Tout est jouable en politique, sauf la légitimité que l’on ne peut se permettre de hasarder. De l’Afghanistan au Togo, cette légitimité est en jeu après les dernières élections catastrophiques désormais confirmées par le Rapport émis par la mission des observateurs de l’Union européenne, dans le cas du Togo particulièrement. Au Togo, derrière des portes closes et à l’appât de quelques postes ministériels essentiellement, le pouvoir présidentiel semble avoir réconcilié les citoyens. Convaincu de la chose, le camp présidentiel organise ses marches de réconciliation. C’est une mauvaise approche. L’accord est réalisé à minima avec une personne qui n’arbore plus aucune légitimité. C’est à cela que Faure Gnassingbé s’est prêté, en plus de s’acharner sur son ami d’hier, Agbéyomé Kodjo, au point de dissoudre le parti OBUTS au mépris de la loi et du bon sens. C’est réellement une mauvaise approche. Elle ressemble bien au désir de contrôle que son père voulait exercer en ne faisant prévaloir que son propre plan devant la volonté démocratique du peuple togolais en 1990. Il ne s’en était jamais remis, quinze années durant… et le Togo aussi. Cette approche-là n’avait pas réussi; elle avait plutôt exacerbé les tensions. Élection catastrophiques aussi en Afghanistan, mais l’approche est différente et témoigne de la bonne volonté d’Hamid Karzaï malgré les difficultés pratiques. Après des jours de discussions entre clans en effet, tout le monde s’accorde sur la nécessité de discuter avec les combattants. Après trois jours de discussions, un plan a été élaboré pour leur offrir l’amnistie et du travail.
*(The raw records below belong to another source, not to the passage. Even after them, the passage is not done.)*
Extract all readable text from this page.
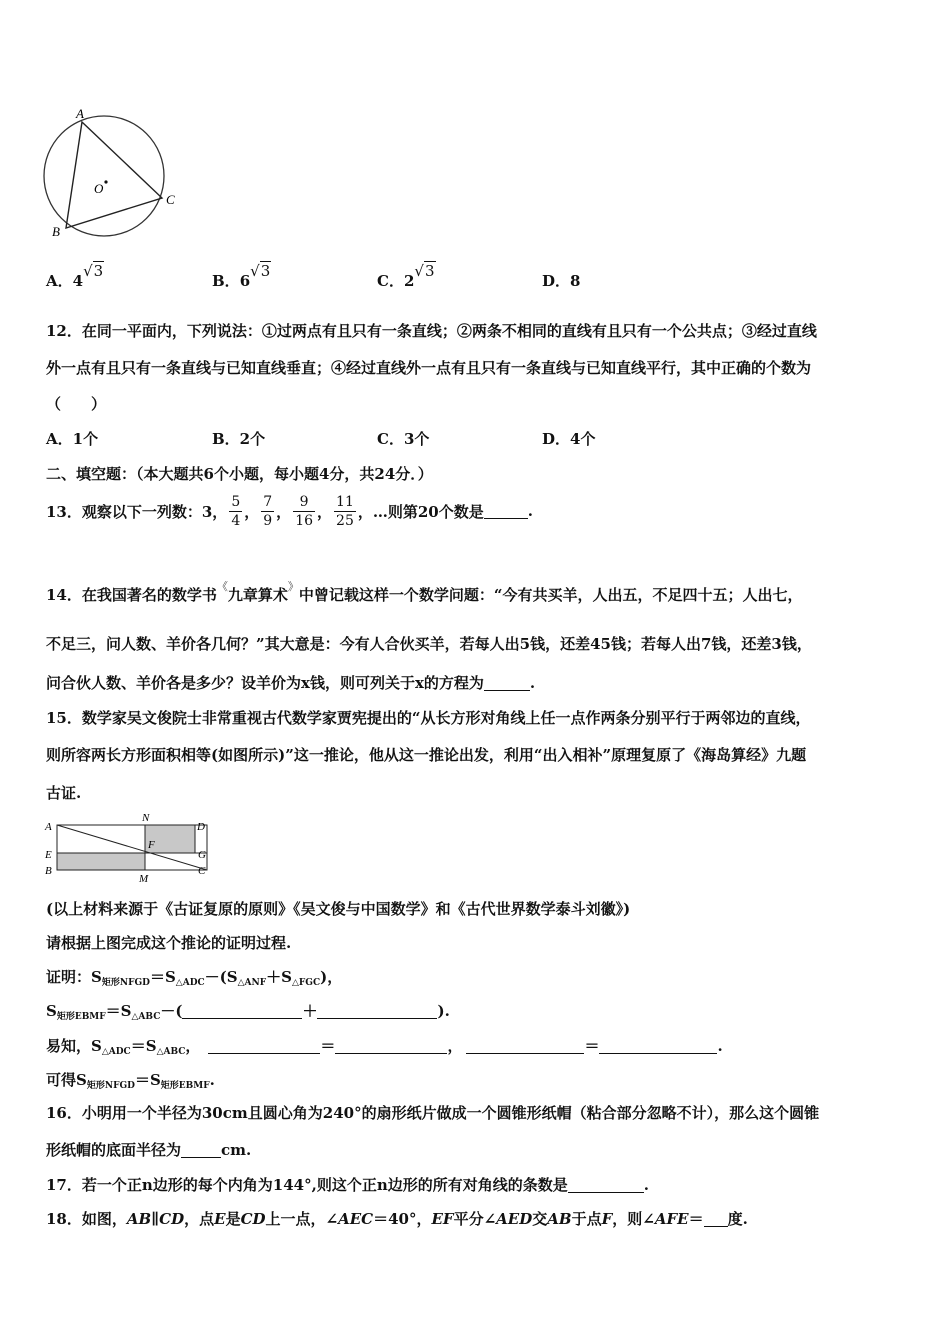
A
B
C
O
A．4√3
B．6√3
C．2√3
D．8
12．在同一平面内，下列说法：①过两点有且只有一条直线；②两条不相同的直线有且只有一个公共点；③经过直线
外一点有且只有一条直线与已知直线垂直；④经过直线外一点有且只有一条直线与已知直线平行，其中正确的个数为
（　　）
A．1个	B．2个	C．3个	D．4个
二、填空题：（本大题共6个小题，每小题4分，共24分．）
13．观察以下一列数：3， $\frac{5}{4}$ ， $\frac{7}{9}$ ， $\frac{9}{16}$ ， $\frac{11}{25}$ ，…则第20个数是	.
14．在我国著名的数学书《九章算术》中曾记载这样一个数学问题：“今有共买羊，人出五，不足四十五；人出七，
不足三，问人数、羊价各几何？”其大意是：今有人合伙买羊，若每人出5钱，还差45钱；若每人出7钱，还差3钱，
问合伙人数、羊价各是多少？设羊价为x钱，则可列关于x的方程为	.
15．数学家吴文俊院士非常重视古代数学家贾宪提出的“从长方形对角线上任一点作两条分别平行于两邻边的直线，
则所容两长方形面积相等(如图所示)”这一推论，他从这一推论出发，利用“出入相补”原理复原了《海岛算经》九题
古证.
A
N
D
E
F
G
B
M
C
(以上材料来源于《古证复原的原则》《吴文俊与中国数学》和《古代世界数学泰斗刘徽》)
请根据上图完成这个推论的证明过程.
证明：$S_{矩形NFGD}=S_{\triangle ADC}-(S_{\triangle ANF}+S_{\triangle FGC})$，
$S_{矩形EBMF}=S_{\triangle ABC}-$(	＋	).
易知，$S_{\triangle ADC}=S_{\triangle ABC}$，	＝	，	＝	.
可得$S_{矩形NFGD}=S_{矩形EBMF}$.
16．小明用一个半径为30cm且圆心角为240°的扇形纸片做成一个圆锥形纸帽（粘合部分忽略不计），那么这个圆锥
形纸帽的底面半径为	cm.
17．若一个正n边形的每个内角为144°,则这个正n边形的所有对角线的条数是	.
18．如图，AB∥CD，点E是CD上一点，∠AEC＝40°，EF平分∠AED交AB于点F，则∠AFE＝ 度.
Jack Vettriano, The-Singing-Butler
Jack Vettriano, The-Singing-Butler


«La plupart des membres de la jirga se sont mis d’accord sur un texte appelant à un dialogue avec les talibans. C’était le souhait d’Hamid Karzaï. Le président a eu ce qu’il voulait, il a gagné en légitimité, ce qui lui faisait défaut depuis sa dernière élection catastrophique». Les débats auront duré trois jours. Mille six cents représentants du peuple issus de toutes les provinces étaient réunis sous une immense tente dressée au pied de l’hôtel Intercontinental. Douze mille policiers et une surveillance discrète des soldats de l’OTAN pour sécuriser cette troisième grande jirga depuis fin 2001 n’auront pas permis d’arrêter les talibans. Mercredi, juste après l’ouverture de la réunion, plusieurs roquettes ont été tirées en direction de la tente. Sans gravité.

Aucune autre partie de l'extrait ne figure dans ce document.